Uma comitiva com expressivas lideranças rurais, liderada pela Federação da Agricultura e Pecuária do Maranhão (Faema), tendo à frente o seu presidente José Hilton de Souza, participou com absoluto sucesso, em Salvador-BA, do primeiro dos cinco seminários regionais que estão sendo realizados pela CNA, “ O Que Esperamos do Próximo Presidente?”. O evento contou também com lideranças rurais de todo o Nordeste.
Dentre os tópicos trabalhados no seminário, a questão trabalhista foi a mais abordada, tendo como principal questionamento a Norma Regulamentadora (NR) 31, do Ministério do Trabalho, que define as regras de saúde e segurança para o meio rural, com 252 exigências. “Carregamos o peso de uma legislação que não quer proteger o trabalhador, mas punir o patrão e desrespeitar o direito constitucional à propriedade privada. Não queremos que se extinga a NR31, mas que se retire dela os excessos nos seus 252 itens impostos ao empregador”, disse Kátia Abreu.
Fizeram parte da comitiva maranhense o presidente e vice da Faema José Hilton e Raimundo Coelho, o gerente técnico do Senar Carlos Feitosa, os presidente dos sindicatos dos produtores rurais de Imperatriz, Bacabal e Peritoró, Karlo Marques, Jadson Lago e Severino Moura, o técnico e o assessor de imprensa do sistema Faema/Senar Reginaldo Vieira e Marcos Caminha, o presidente da Associação dos produtores de soja da região do Baixo Parnaíba, Wilson Ambriozi e o presidente do Inagro José Reis Ataíde.
A presidente da Confederação Nacional da Agricultura e Pecuária do Brasil (CNA), senadora Kátia Abreu (DEM-TO), apresentou os resultados do encontro. Os eventos têm por objetivo discutir e reunir as principais demandas do agronegócio brasileiro em cada região e consolidar em um documento as prioridades do setor rural.
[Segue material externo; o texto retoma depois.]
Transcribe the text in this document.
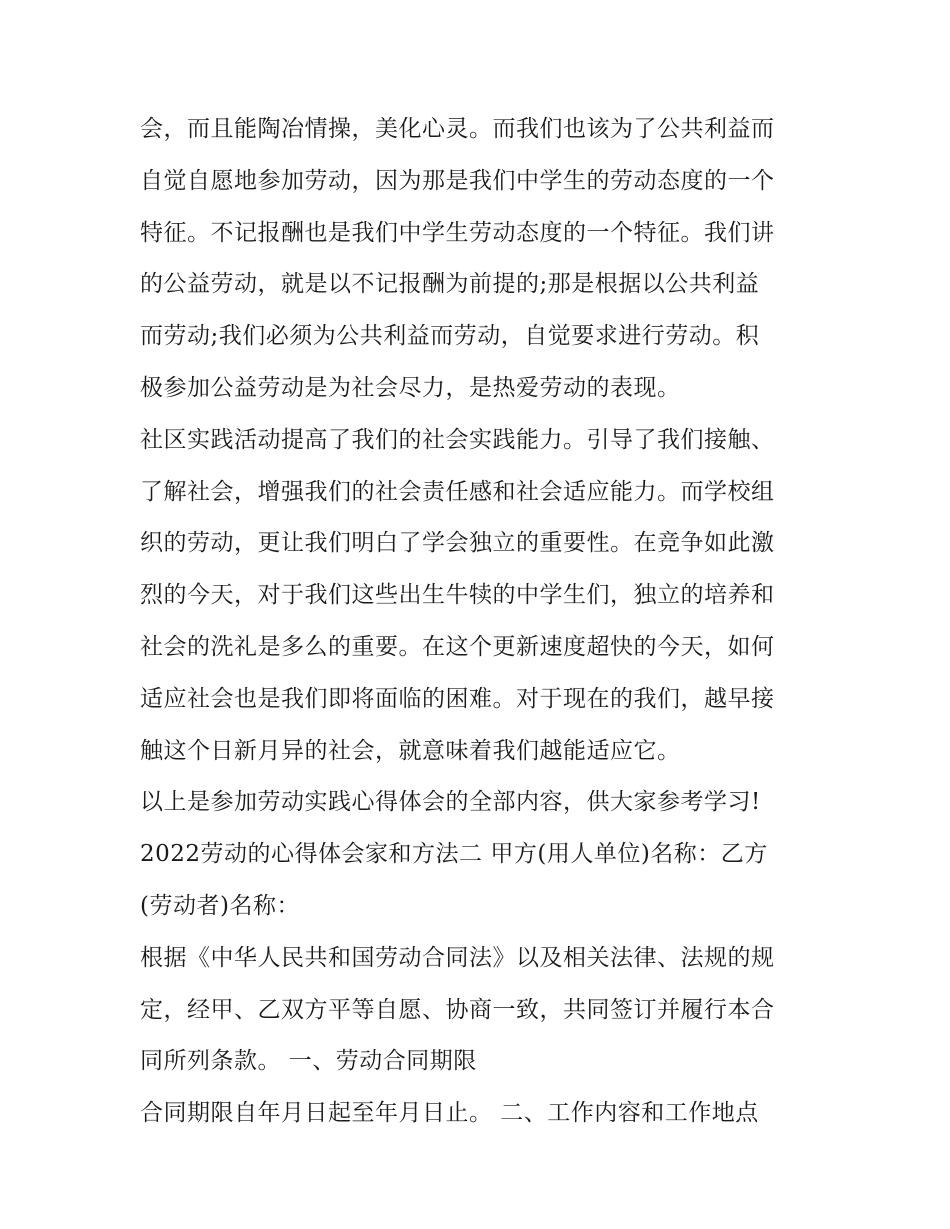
会，而且能陶冶情操，美化心灵。而我们也该为了公共利益而
自觉自愿地参加劳动，因为那是我们中学生的劳动态度的一个
特征。不记报酬也是我们中学生劳动态度的一个特征。我们讲
的公益劳动，就是以不记报酬为前提的;那是根据以公共利益
而劳动;我们必须为公共利益而劳动，自觉要求进行劳动。积
极参加公益劳动是为社会尽力，是热爱劳动的表现。
社区实践活动提高了我们的社会实践能力。引导了我们接触、
了解社会，增强我们的社会责任感和社会适应能力。而学校组
织的劳动，更让我们明白了学会独立的重要性。在竞争如此激
烈的今天，对于我们这些出生牛犊的中学生们，独立的培养和
社会的洗礼是多么的重要。在这个更新速度超快的今天，如何
适应社会也是我们即将面临的困难。对于现在的我们，越早接
触这个日新月异的社会，就意味着我们越能适应它。
以上是参加劳动实践心得体会的全部内容，供大家参考学习!
2022劳动的心得体会家和方法二 甲方(用人单位)名称：乙方
(劳动者)名称：
根据《中华人民共和国劳动合同法》以及相关法律、法规的规
定，经甲、乙双方平等自愿、协商一致，共同签订并履行本合
同所列条款。 一、劳动合同期限
合同期限自年月日起至年月日止。 二、工作内容和工作地点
Após a realização das etapas regionais, haverá um encontro nacional, nos dias 24 e 25, em São Paulo, onde será feito uma versão final com as proposições do setor agropecuário, que será entregue aos candidatos à presidência da República e aos presidentes de partidos políticos.
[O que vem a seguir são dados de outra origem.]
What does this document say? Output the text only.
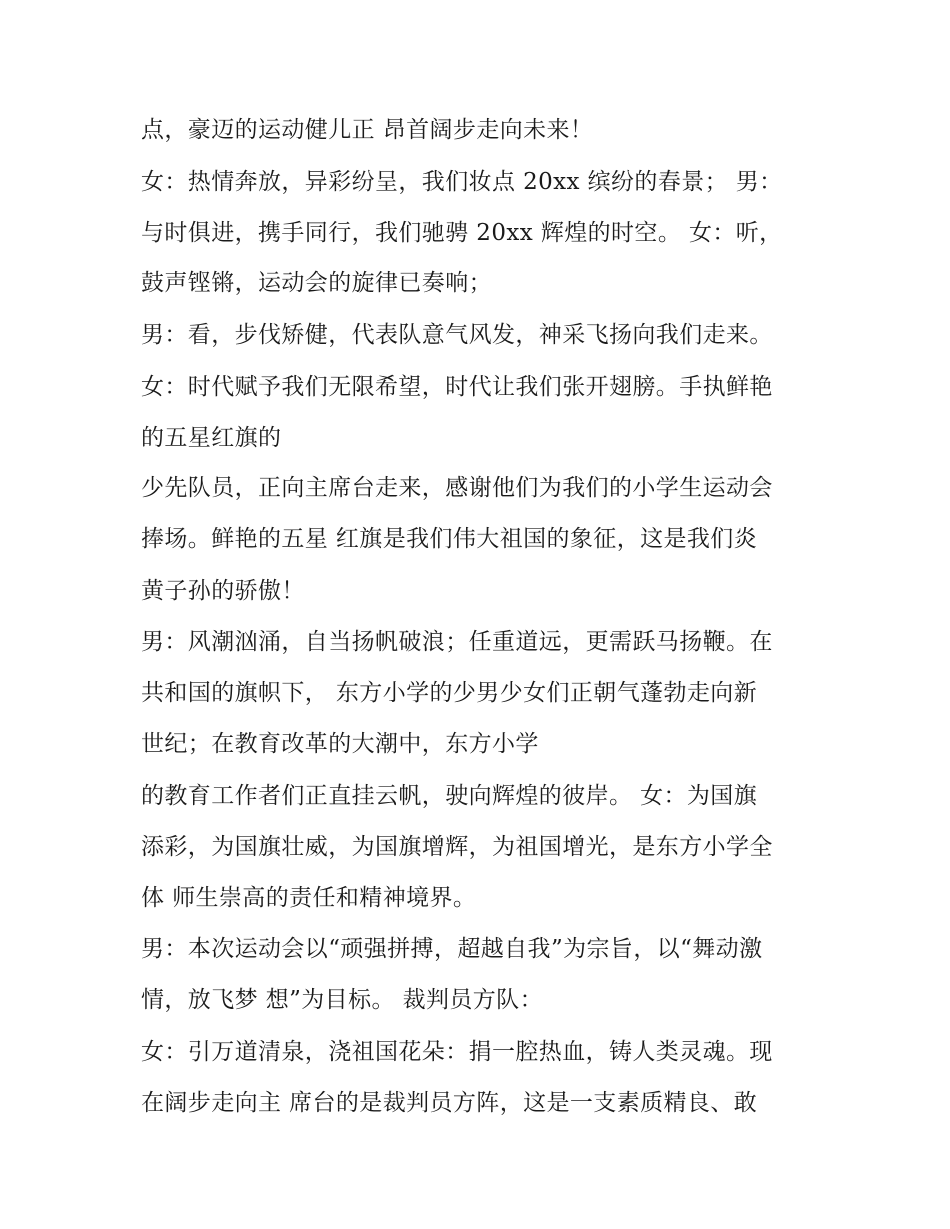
点，豪迈的运动健儿正 昂首阔步走向未来！
女：热情奔放，异彩纷呈，我们妆点 20xx 缤纷的春景； 男：
与时俱进，携手同行，我们驰骋 20xx 辉煌的时空。 女：听，
鼓声铿锵，运动会的旋律已奏响；
男：看，步伐矫健，代表队意气风发，神采飞扬向我们走来。
女：时代赋予我们无限希望，时代让我们张开翅膀。手执鲜艳
的五星红旗的
少先队员，正向主席台走来，感谢他们为我们的小学生运动会
捧场。鲜艳的五星 红旗是我们伟大祖国的象征，这是我们炎
黄子孙的骄傲！
男：风潮汹涌，自当扬帆破浪；任重道远，更需跃马扬鞭。在
共和国的旗帜下， 东方小学的少男少女们正朝气蓬勃走向新
世纪；在教育改革的大潮中，东方小学
的教育工作者们正直挂云帆，驶向辉煌的彼岸。 女：为国旗
添彩，为国旗壮威，为国旗增辉，为祖国增光，是东方小学全
体 师生崇高的责任和精神境界。
男：本次运动会以“顽强拼搏，超越自我”为宗旨，以“舞动激
情，放飞梦 想”为目标。 裁判员方队：
女：引万道清泉，浇祖国花朵：捐一腔热血，铸人类灵魂。现
在阔步走向主 席台的是裁判员方阵，这是一支素质精良、敢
No final do encontro,, Raimundo Coelho, fez um emocionado apelo aos presentes no sentido de mobilizar suas bancadas federais, nos respectivos estados, para em conjunto com a bancada federal do Maranhão, encontrar uma solução para os 102 municípios maranhenses integrantes do Bioma Amazônia. A legislação atual exige o cumprimento da averbação de 80% da área de cada propriedade, como reserva legal, engessando esses municípios nas suas principais atividades econômicas, agrícola e pecuária, tornando inviável a geração de emprego e renda. “
A alternativa é que sejam respeitadas as áreas desses municípios com atividades consolidadas e, principalmente, respeitando a Lei anterior que determinava o desmatamento de 50% da área, nos moldes do Bioma Cerrado”, afirmou.